E-mail has proved a valuable tool for everything from business communication to staying in touch with friends and relatives around the world. Now a study co-authored by Stephanie Watts Sussman, assistant professor of information systems at Case Western Reserve University's Weatherhead School of Management, has found that people are more comfortable using e-mail to communicate bad news than they are with other common methods.
The study, "Straight Talk: Delivering Bad News through Electronic Communication," found that people usually are more honest, and distort bad news less, when delivering bad news via "computer-mediated communication" (e-mail) than through other methods, such as by telephone or in person.
Sussman's co-author is Lee Sproull, the Leonard N. Stern Professor of Business at New York University's Leonard N. Stern School of Business. Their paper appeared in the June issue of "Information Systems Research," a journal of the Institute for Operations Research and the Management Sciences.
The authors believe their findings could have important implications for companies and organizations. If people are to learn and improve in their jobs they need to hear constructive criticism and negative feedback delivered accurately and quickly -- a task often as hard on the person delivering the news as the person hearing it.
The authors emphasize, however, that the purpose of their study is not to endorse using e-mail for delivering news such as notice of a layoff. Rather, they are looking at the role electronic communication can play in organizational learning and feedback processes.
In addition, the study suggests e-mail could become an important way for subordinates to deliver bad news to higher-ups in their organization. They are often reluctant to do so face-to-face due to fear of blaming the messenger.

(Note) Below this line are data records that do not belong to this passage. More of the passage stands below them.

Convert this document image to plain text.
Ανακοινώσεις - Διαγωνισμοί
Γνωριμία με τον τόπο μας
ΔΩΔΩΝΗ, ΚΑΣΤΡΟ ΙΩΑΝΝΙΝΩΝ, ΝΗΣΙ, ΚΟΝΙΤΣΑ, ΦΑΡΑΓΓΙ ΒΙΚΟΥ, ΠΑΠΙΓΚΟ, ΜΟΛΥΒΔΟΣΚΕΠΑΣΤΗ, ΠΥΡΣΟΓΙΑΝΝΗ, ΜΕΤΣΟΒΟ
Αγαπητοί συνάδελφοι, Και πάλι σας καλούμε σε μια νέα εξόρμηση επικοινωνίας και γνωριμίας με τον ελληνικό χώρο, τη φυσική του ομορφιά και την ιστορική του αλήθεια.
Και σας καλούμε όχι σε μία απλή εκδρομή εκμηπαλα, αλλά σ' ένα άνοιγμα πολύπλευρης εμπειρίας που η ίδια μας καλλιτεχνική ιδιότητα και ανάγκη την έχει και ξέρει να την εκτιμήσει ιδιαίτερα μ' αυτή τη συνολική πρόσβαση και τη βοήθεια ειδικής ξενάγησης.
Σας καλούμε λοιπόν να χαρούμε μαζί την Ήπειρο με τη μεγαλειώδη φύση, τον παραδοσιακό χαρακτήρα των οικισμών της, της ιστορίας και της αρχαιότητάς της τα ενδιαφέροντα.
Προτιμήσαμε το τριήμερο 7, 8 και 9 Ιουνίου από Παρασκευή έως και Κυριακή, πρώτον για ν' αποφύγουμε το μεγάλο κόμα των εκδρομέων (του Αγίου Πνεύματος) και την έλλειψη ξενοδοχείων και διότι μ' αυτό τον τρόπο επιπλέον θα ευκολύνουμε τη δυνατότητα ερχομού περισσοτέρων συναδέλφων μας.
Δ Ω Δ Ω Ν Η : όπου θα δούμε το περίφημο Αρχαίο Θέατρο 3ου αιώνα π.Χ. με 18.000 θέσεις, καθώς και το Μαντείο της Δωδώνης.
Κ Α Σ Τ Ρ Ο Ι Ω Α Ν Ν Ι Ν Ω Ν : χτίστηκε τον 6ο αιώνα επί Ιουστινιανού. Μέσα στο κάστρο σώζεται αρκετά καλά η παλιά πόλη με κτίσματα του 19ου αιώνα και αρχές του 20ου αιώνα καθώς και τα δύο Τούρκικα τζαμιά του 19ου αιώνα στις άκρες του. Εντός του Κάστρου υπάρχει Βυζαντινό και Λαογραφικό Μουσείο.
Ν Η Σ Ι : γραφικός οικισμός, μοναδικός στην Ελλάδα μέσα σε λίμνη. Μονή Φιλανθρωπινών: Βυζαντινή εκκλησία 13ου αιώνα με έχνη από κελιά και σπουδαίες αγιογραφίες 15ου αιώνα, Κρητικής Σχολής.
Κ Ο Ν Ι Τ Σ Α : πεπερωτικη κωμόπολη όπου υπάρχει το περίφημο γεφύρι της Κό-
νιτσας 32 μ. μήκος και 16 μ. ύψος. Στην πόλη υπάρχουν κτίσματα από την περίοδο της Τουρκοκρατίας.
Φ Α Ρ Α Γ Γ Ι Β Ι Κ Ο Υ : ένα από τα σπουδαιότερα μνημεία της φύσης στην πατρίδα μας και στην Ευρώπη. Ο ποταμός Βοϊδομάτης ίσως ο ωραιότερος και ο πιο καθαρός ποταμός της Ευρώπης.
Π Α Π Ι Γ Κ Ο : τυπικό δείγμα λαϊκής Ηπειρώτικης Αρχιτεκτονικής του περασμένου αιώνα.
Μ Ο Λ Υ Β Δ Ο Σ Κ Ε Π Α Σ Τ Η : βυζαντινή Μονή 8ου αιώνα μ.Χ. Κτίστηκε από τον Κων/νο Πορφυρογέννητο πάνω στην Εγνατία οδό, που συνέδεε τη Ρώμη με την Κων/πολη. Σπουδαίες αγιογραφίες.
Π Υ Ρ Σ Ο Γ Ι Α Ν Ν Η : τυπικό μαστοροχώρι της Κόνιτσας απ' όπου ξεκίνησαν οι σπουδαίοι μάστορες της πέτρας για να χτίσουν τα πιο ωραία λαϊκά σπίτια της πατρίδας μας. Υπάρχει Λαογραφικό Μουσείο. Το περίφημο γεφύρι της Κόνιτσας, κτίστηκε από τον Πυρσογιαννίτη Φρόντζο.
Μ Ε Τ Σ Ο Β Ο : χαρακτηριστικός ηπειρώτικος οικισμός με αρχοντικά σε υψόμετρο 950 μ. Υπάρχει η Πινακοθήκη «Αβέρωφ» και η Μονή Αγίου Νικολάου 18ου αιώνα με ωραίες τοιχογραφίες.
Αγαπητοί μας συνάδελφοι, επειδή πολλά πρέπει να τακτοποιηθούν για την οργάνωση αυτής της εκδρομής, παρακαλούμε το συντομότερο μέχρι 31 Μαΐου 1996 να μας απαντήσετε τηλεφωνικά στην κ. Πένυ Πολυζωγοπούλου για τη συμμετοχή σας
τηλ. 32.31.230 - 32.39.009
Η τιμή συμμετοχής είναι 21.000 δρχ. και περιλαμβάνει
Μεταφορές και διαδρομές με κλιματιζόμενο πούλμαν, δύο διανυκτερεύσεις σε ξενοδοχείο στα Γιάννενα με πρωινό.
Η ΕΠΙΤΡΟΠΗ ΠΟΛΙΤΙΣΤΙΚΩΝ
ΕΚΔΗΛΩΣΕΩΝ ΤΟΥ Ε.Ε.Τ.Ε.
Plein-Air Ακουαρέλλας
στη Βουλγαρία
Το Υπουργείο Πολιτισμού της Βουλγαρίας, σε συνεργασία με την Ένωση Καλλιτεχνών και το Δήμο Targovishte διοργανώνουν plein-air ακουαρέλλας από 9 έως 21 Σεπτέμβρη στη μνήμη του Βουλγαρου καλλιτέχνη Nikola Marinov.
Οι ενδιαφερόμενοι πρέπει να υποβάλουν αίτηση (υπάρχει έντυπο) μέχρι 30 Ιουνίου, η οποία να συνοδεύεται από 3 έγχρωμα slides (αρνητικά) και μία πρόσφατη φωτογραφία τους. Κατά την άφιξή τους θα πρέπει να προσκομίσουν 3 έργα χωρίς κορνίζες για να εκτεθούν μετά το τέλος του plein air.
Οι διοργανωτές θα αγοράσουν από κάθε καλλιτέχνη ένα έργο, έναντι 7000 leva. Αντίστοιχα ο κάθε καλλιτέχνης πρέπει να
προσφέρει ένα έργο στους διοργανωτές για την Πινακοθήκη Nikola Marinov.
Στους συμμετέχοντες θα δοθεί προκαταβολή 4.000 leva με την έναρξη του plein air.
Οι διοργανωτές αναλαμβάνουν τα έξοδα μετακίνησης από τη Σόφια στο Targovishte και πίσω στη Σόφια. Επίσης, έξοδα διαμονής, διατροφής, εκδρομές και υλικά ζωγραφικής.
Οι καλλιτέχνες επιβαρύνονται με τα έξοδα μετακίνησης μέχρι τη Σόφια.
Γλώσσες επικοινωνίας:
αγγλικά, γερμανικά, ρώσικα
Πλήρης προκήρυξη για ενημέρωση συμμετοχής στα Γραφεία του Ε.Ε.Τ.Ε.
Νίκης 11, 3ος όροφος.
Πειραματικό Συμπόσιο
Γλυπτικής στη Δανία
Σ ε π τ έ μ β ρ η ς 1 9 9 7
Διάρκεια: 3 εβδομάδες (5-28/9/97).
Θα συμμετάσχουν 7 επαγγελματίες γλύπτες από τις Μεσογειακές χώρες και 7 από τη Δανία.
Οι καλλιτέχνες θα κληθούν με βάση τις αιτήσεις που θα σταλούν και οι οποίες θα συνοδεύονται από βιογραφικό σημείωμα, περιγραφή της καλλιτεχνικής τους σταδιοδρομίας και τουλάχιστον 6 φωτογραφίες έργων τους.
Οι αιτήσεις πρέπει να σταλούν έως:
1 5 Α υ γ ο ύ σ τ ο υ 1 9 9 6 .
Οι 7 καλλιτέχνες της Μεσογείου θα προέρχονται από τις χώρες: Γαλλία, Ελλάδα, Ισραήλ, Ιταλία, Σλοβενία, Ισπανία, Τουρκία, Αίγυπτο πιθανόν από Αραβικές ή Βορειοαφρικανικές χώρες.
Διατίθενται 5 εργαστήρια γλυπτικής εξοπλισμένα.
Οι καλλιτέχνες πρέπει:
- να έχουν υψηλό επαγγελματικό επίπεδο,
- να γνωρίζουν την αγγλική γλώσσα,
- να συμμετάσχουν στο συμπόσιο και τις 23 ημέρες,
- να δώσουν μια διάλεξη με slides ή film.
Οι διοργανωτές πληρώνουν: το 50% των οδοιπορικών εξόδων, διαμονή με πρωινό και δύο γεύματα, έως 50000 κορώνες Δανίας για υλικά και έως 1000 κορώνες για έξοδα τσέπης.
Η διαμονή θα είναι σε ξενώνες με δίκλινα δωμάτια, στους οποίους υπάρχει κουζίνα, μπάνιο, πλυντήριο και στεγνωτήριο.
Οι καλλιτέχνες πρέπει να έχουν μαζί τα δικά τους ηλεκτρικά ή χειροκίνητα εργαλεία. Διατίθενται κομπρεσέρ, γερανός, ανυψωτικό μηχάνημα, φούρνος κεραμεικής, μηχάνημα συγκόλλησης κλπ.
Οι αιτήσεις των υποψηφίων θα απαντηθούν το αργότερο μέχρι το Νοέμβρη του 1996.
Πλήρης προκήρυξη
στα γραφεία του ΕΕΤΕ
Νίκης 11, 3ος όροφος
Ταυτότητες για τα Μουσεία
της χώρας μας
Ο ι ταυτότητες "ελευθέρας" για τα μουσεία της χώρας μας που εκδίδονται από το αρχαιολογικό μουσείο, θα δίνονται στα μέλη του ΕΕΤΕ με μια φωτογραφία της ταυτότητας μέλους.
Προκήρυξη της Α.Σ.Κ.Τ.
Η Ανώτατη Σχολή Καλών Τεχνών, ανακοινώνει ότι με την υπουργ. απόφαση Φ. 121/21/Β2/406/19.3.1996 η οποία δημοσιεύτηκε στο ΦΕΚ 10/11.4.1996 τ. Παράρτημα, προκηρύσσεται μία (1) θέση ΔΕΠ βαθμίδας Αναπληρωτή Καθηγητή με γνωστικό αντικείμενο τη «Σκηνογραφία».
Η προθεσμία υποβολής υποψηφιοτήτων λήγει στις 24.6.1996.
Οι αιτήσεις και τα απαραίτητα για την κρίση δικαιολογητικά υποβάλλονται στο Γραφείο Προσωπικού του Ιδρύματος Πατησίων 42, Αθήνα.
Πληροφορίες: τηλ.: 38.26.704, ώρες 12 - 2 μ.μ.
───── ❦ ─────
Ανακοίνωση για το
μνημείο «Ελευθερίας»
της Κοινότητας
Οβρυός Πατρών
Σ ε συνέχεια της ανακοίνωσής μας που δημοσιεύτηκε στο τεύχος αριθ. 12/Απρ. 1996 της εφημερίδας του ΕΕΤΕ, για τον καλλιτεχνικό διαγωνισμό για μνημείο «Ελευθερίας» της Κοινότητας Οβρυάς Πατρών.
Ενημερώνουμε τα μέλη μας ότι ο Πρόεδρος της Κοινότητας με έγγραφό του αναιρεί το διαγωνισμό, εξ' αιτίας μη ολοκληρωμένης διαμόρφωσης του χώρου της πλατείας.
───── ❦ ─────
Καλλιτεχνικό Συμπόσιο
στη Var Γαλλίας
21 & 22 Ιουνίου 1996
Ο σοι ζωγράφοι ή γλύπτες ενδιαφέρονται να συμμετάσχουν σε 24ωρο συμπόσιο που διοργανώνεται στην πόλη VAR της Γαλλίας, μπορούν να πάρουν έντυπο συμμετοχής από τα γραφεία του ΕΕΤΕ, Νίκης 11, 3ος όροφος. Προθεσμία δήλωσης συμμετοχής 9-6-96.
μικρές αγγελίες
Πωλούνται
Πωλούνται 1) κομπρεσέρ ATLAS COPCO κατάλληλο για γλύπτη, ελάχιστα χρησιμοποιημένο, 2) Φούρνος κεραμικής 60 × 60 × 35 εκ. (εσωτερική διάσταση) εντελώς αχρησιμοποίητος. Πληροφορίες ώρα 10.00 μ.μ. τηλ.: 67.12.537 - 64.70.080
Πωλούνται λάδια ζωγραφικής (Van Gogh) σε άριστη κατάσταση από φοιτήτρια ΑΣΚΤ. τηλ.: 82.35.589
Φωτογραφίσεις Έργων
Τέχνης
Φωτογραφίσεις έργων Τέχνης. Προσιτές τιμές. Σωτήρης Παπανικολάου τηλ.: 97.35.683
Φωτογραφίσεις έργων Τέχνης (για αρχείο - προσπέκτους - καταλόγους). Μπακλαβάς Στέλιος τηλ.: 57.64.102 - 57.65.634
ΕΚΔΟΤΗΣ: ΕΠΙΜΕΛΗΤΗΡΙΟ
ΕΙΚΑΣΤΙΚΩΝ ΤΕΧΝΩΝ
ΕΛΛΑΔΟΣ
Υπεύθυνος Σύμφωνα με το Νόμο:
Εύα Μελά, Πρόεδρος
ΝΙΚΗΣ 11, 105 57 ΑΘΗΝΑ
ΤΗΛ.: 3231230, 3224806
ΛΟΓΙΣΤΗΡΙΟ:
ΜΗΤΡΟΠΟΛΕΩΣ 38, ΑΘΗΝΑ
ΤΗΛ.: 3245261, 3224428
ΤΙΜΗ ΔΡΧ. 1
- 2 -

But for the good of the organization, say the authors, management needs to hear the news so the problem can be corrected.
To test their hypothesis that people will deliver bad news more accurately via e-mail, the authors asked 117 volunteer undergraduate students to deliver predetermined positive or negative information to surrogate students (who were actually hired to participate in the study) in one of three ways -- in person, by telephone, or by e-mail.
The information concerned the student's resume, which the student had, for purposes of the experiment, submitted to the campus career counseling center for recommendations and comments.
Then the surrogate student measured the amount of distortion that occurred in the message, and volunteers filled out questionnaires describing how they delivered the information and how they felt about it.
The researchers found that having to point out errors or other shortcomings in the resumes caused discomfort for the volunteers using the telephone or delivering the "bad news" in person. Those using e-mail were significantly more comfortable, and less likely to distort the information or use what the authors call "politeness strategies" -- either negative or positive -- when delivering it in person or by telephone rather than electronically.
Positive politeness strategies usually consist of trying to create feelings of empathy and support between the deliverer and recipient of bad news. Negative politeness strategies are defined as minimizing the importance or relevance of the bad news being delivered.
People's reluctance to straightforwardly communicate bad news -- the "mum effect" -- has been documented in a wide variety of cultures, settings, and relationships. Previous researchers have attributed it to the unpleasantness for the person delivering bad news as well as the person receiving it.
The deliverer thinks the recipient will react with defensiveness, disbelief, or distress, so the deliverer has to work harder to make sure the message is correctly understood. If the deliverer likes the recipient, she or he may be afraid of damaging the personal relationship.
The authors think their research may also help explain the phenomenon of "flaming" -- sending what are perceived to be hostile messages by e-mail. People are less likely to cushion the blow when delivering bad news via e-mail but, say the authors, the recipient "may find the lack of such niceties unexpected or discomfiting," prompting him or her to respond defensively, and the ensuing correspondence escalates to hostility.